= Vela Uniform =

Element of Project Vela

Vela Uniform was an element of Project Vela conducted jointly by the United States Department of Energy and the Advanced Research Projects Agency. Its purpose was to develop seismic methods for detecting underground nuclear testing, and it involved many experts from academia, the sponsoring military agencies and the Atomic Energy Commission.

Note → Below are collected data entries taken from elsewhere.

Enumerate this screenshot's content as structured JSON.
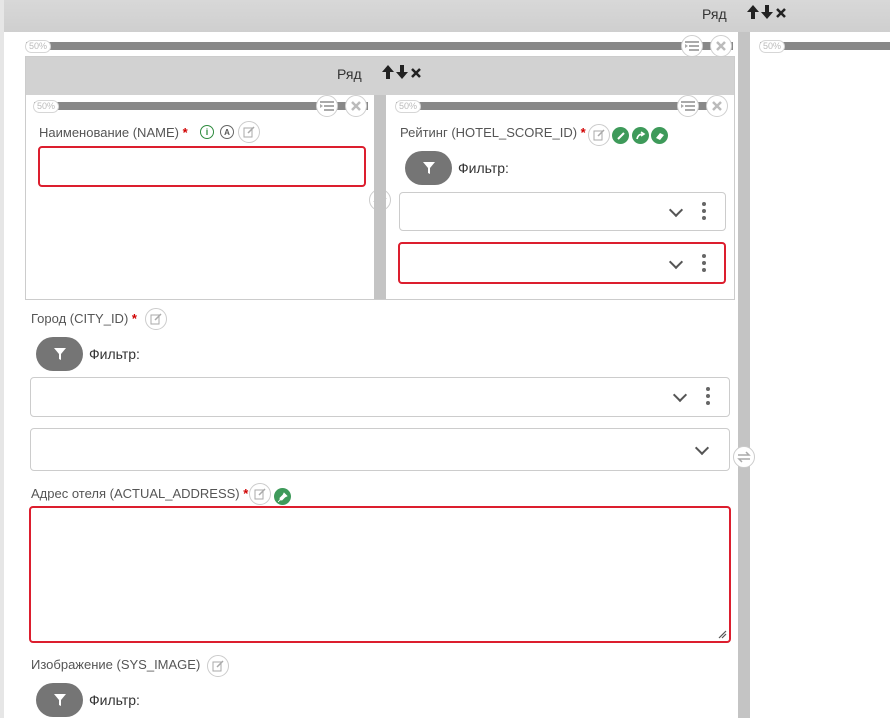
{
  "outer_row": {
    "label": "Ряд",
    "arrows": "🡅🡇×"
  },
  "outer_col_left": {
    "percent": "50%"
  },
  "outer_col_right": {
    "percent": "50%"
  },
  "inner_row": {
    "label": "Ряд",
    "arrows": "🡅🡇×"
  },
  "inner_col_left": {
    "percent": "50%"
  },
  "inner_col_right": {
    "percent": "50%"
  },
  "fields": {
    "name": {
      "label": "Наименование (NAME)",
      "required": "*",
      "info": "i",
      "auto": "A",
      "value": ""
    },
    "hotel_score": {
      "label": "Рейтинг (HOTEL_SCORE_ID)",
      "required": "*",
      "filter_label": "Фильтр:",
      "select1": "",
      "select2": ""
    },
    "city": {
      "label": "Город (CITY_ID)",
      "required": "*",
      "filter_label": "Фильтр:",
      "select1": "",
      "select2": ""
    },
    "address": {
      "label": "Адрес отеля (ACTUAL_ADDRESS)",
      "required": "*",
      "value": ""
    },
    "image": {
      "label": "Изображение (SYS_IMAGE)",
      "filter_label": "Фильтр:"
    }
  },
  "colors": {
    "error": "#dc1e2e",
    "accent_green": "#3e9a5a",
    "bar": "#888888",
    "header": "#d2d2d2"
  }
}
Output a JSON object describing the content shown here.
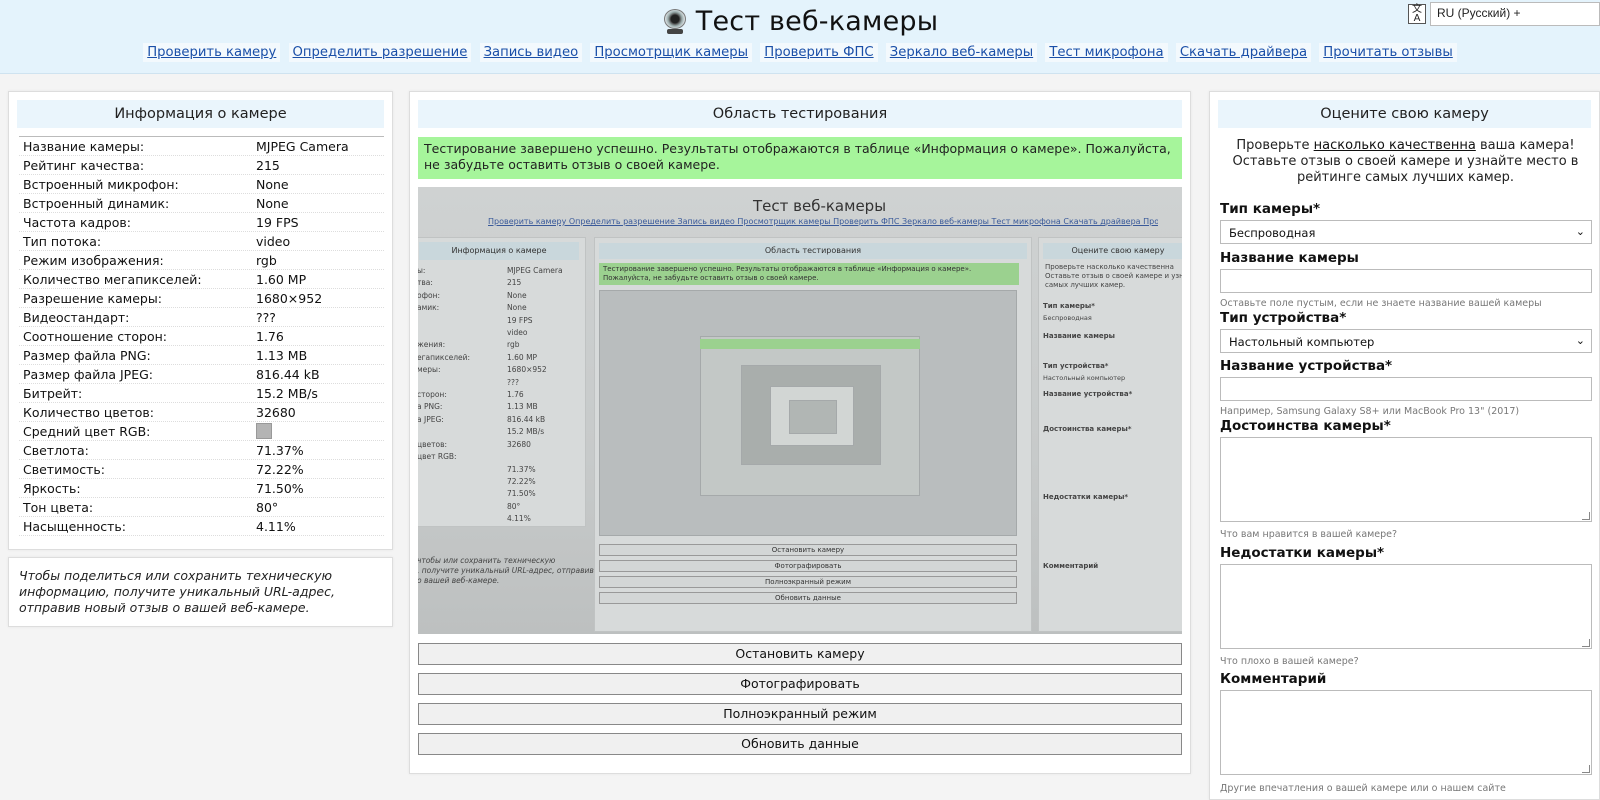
{
  "header": {
    "title": "Тест веб-камеры",
    "nav": [
      "Проверить камеру",
      "Определить разрешение",
      "Запись видео",
      "Просмотрщик камеры",
      "Проверить ФПС",
      "Зеркало веб-камеры",
      "Тест микрофона",
      "Скачать драйвера",
      "Прочитать отзывы"
    ],
    "lang_icon": "translate-icon",
    "lang_select": "RU (Русский) +"
  },
  "info": {
    "title": "Информация о камере",
    "rows": [
      {
        "k": "Название камеры:",
        "v": "MJPEG Camera"
      },
      {
        "k": "Рейтинг качества:",
        "v": "215"
      },
      {
        "k": "Встроенный микрофон:",
        "v": "None"
      },
      {
        "k": "Встроенный динамик:",
        "v": "None"
      },
      {
        "k": "Частота кадров:",
        "v": "19 FPS"
      },
      {
        "k": "Тип потока:",
        "v": "video"
      },
      {
        "k": "Режим изображения:",
        "v": "rgb"
      },
      {
        "k": "Количество мегапикселей:",
        "v": "1.60 MP"
      },
      {
        "k": "Разрешение камеры:",
        "v": "1680×952"
      },
      {
        "k": "Видеостандарт:",
        "v": "???"
      },
      {
        "k": "Соотношение сторон:",
        "v": "1.76"
      },
      {
        "k": "Размер файла PNG:",
        "v": "1.13 MB"
      },
      {
        "k": "Размер файла JPEG:",
        "v": "816.44 kB"
      },
      {
        "k": "Битрейт:",
        "v": "15.2 MB/s"
      },
      {
        "k": "Количество цветов:",
        "v": "32680"
      },
      {
        "k": "Средний цвет RGB:",
        "v": ""
      },
      {
        "k": "Светлота:",
        "v": "71.37%"
      },
      {
        "k": "Светимость:",
        "v": "72.22%"
      },
      {
        "k": "Яркость:",
        "v": "71.50%"
      },
      {
        "k": "Тон цвета:",
        "v": "80°"
      },
      {
        "k": "Насыщенность:",
        "v": "4.11%"
      }
    ],
    "avg_rgb_color": "#b4b4b4",
    "note": "Чтобы поделиться или сохранить техническую информацию, получите уникальный URL-адрес, отправив новый отзыв о вашей веб-камере."
  },
  "test": {
    "title": "Область тестирования",
    "success": "Тестирование завершено успешно. Результаты отображаются в таблице «Информация о камере». Пожалуйста, не забудьте оставить отзыв о своей камере.",
    "buttons": [
      "Остановить камеру",
      "Фотографировать",
      "Полноэкранный режим",
      "Обновить данные"
    ],
    "preview_nested": {
      "title": "Тест веб-камеры",
      "nav": "Проверить камеру   Определить разрешение   Запись видео   Просмотрщик камеры   Проверить ФПС   Зеркало веб-камеры   Тест микрофона   Скачать драйвера   Прочитать отзывы",
      "info_head": "Информация о камере",
      "area_head": "Область тестирования",
      "rate_head": "Оцените свою камеру",
      "green": "Тестирование завершено успешно. Результаты отображаются в таблице «Информация о камере». Пожалуйста, не забудьте оставить отзыв о своей камере.",
      "labels": "ы:\nтва:\nофон:\nамик:\n\n\nжения:\nегапикселей:\nмеры:\n\nсторон:\nа PNG:\nа JPEG:\n\nцветов:\nцвет RGB:",
      "values": "MJPEG Camera\n215\nNone\nNone\n19 FPS\nvideo\nrgb\n1.60 MP\n1680×952\n???\n1.76\n1.13 MB\n816.44 kB\n15.2 MB/s\n32680\n\n71.37%\n72.22%\n71.50%\n80°\n4.11%",
      "note": "чтобы или сохранить техническую\n, получите уникальный URL-адрес, отправив\nо вашей веб-камере.",
      "rate_intro": "Проверьте насколько качественна\nОставьте отзыв о своей камере и узнайте\nсамых лучших камер.",
      "form_labels": [
        "Тип камеры*",
        "Беспроводная",
        "Название камеры",
        "Тип устройства*",
        "Настольный компьютер",
        "Название устройства*",
        "Достоинства камеры*",
        "Недостатки камеры*",
        "Комментарий"
      ],
      "buttons": [
        "Остановить камеру",
        "Фотографировать",
        "Полноэкранный режим",
        "Обновить данные"
      ]
    }
  },
  "rate": {
    "title": "Оцените свою камеру",
    "intro_pre": "Проверьте ",
    "intro_link": "насколько качественна",
    "intro_post": " ваша камера!",
    "intro_2": "Оставьте отзыв о своей камере и узнайте место в рейтинге самых лучших камер.",
    "camera_type_label": "Тип камеры*",
    "camera_type_value": "Беспроводная",
    "camera_name_label": "Название камеры",
    "camera_name_hint": "Оставьте поле пустым, если не знаете название вашей камеры",
    "device_type_label": "Тип устройства*",
    "device_type_value": "Настольный компьютер",
    "device_name_label": "Название устройства*",
    "device_name_hint": "Например, Samsung Galaxy S8+ или MacBook Pro 13\" (2017)",
    "pros_label": "Достоинства камеры*",
    "pros_hint": "Что вам нравится в вашей камере?",
    "cons_label": "Недостатки камеры*",
    "cons_hint": "Что плохо в вашей камере?",
    "comment_label": "Комментарий",
    "comment_hint": "Другие впечатления о вашей камере или о нашем сайте"
  }
}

Vela Uniform incorporated seven underground nuclear tests in the continental United States and Alaska from October 1963 to July 1971. Seismic traces from multiple locations were analyzed for each of these events to develop methods for differentiating underground nuclear tests from other seismic events (such as earthquakes) and locating the test site. The program also involved numerous experiments using conventional high explosives.

== Vela Uniform tests ==

Vela Uniform test blasts
| Test name | Date | Location | Yield | Test series |
|---|---|---|---|---|
| Shoal | 1963-10-26 | Sand Springs Range 39°12′00″N 118°22′52″W﻿ / ﻿39.20012°N 118.38124°W | 12 kt | Niblick |
| Salmon | 1964-10-22 | Salmon Site 31°08′32″N 89°34′12″W﻿ / ﻿31.14229°N 89.57001°W | 5.3 kt | Whetstone |
| Long Shot | 1965-10-29 | Amchitka Island, Alaska 51°26′14″N 179°10′49″E﻿ / ﻿51.43709°N 179.18032°E | 80 kt | Flintlock |
| Sterling | 1966-12-03 | Salmon Site 31°08′32″N 89°34′12″W﻿ / ﻿31.14229°N 89.57001°W | 380 t | Latchkey |
| Scroll | 1968-04-23 | Nevada Test Site 37°20′16″N 116°22′35″W﻿ / ﻿37.33767°N 116.37647°W | < 20 kt | Crosstie |
| Diamond Dust | 1970-05-12 | Nevada Test Site 37°00′37″N 116°12′10″W﻿ / ﻿37.0104°N 116.20277°W | < 20 kt | Mandrel |
| Diamond Mine | 1971-07-01 | Nevada Test Site 37°00′41″N 116°12′15″W﻿ / ﻿37.01148°N 116.20427°W | < 20 kt | Grommet |

==Reference sources==
- "United States Nuclear Tests, July 1945 to 31 December 1992" (NWD 94–1), Robert Standish Norris and Thomas B. Cochran, Nuclear Weapons Databook, Working Papers, Natural Resources Defense Council, 1350 New York Avenue, N.W., Suite 300, Washington, DC 20005, 202-783-7800, 1 February 1994.
- "Nuclear Explosions and Earthquakes: The Parted Veil," Bruce A. Bolt, W. H. Freeman and Company, San Francisco, 1976, ISBN 0-7167-0276-2.